As I see, what you are essentially saying is that the antecedent of Modern English (Middle English as it had evolved by the 12th century) is a blend of a Germanic and a Romance dialect, or the absorption of the features of the latter into the former. I can agree with this basically. However, it is interesting to note that English was probably more influenced by the language of Ile-de-France than by the Norman dialect, during the Angevin kings, when it was the offical language of the English court. And as I know, most Latin words oozed into the language during tha later Middle Ages or the Renaissance. And I wonder to what extent the Hundred Years' War might have influenced this process, when England was ruling a large part of present-day French territory. The French-English contacts in the Middle Ages (even if the two kingdoms were long-time rivals) might explain why English has been remarkably more open to a Latin influence than have been other Germanic languages.

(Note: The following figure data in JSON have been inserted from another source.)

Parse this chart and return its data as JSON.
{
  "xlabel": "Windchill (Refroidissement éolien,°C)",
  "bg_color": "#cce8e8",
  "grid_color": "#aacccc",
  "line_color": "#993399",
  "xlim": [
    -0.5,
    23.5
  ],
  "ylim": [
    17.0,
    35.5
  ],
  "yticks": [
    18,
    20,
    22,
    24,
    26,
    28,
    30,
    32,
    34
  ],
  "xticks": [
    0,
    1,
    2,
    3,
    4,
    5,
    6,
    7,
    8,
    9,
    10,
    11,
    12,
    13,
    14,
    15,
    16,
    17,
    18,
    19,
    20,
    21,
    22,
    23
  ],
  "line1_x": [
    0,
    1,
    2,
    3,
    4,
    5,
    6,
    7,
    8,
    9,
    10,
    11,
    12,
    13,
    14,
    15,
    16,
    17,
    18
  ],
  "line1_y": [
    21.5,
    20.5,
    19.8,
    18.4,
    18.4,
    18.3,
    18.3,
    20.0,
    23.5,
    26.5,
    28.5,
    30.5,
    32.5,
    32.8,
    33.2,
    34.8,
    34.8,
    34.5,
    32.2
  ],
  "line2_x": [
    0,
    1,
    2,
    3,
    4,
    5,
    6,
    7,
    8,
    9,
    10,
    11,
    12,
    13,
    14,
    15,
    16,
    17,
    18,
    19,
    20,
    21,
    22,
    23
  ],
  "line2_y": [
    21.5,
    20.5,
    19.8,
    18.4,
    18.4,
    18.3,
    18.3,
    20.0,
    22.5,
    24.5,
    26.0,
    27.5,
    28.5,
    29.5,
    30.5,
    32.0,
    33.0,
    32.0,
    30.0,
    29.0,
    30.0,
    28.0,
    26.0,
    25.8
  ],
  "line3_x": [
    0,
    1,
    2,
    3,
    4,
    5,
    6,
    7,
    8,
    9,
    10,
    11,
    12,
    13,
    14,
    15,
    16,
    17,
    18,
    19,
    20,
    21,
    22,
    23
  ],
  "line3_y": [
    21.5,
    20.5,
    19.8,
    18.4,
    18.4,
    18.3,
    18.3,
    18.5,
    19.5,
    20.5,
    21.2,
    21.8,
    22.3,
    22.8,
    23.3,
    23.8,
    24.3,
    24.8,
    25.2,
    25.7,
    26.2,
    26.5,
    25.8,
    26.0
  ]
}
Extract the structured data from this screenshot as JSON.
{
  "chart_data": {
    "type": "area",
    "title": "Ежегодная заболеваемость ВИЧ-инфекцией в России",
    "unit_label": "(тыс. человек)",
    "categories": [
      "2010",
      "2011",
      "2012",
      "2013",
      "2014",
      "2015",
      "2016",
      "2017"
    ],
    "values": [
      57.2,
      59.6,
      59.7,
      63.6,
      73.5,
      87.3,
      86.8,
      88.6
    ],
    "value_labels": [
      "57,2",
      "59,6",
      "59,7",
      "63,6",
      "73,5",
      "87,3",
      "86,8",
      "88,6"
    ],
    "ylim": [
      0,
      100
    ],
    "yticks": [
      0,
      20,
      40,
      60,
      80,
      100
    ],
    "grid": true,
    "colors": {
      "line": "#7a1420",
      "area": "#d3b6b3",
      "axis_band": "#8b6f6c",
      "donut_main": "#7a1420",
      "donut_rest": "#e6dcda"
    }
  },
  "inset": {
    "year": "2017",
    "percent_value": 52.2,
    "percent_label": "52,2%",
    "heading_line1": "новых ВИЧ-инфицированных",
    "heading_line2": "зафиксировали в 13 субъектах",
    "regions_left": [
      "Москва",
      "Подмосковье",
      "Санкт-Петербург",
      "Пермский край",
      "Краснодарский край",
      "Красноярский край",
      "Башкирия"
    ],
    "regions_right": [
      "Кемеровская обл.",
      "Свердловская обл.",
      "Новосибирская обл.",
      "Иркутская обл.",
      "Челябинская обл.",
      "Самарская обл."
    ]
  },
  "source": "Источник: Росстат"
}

JJM   Thu Sep 22, 2005 11:14 am GMT
Let's get this straight: English is a Germanic language. It's not vocabulary that defines this, it's grammatical structure.

And English clearly has a Germanic grammatical structure, not a Romance one.
Damian   Thu Sep 22, 2005 11:26 am GMT
How is it that when you see SF films on the SF channels or dvds involving aliens landing on planet Earth and emerging from their spacecraft.... they all speak English? And with an American accent.
Guest   Thu Sep 22, 2005 12:03 pm GMT
Because other accents just aren't as cool and other nationalities make crappy SF not worth showing. (My impression as a non-American.)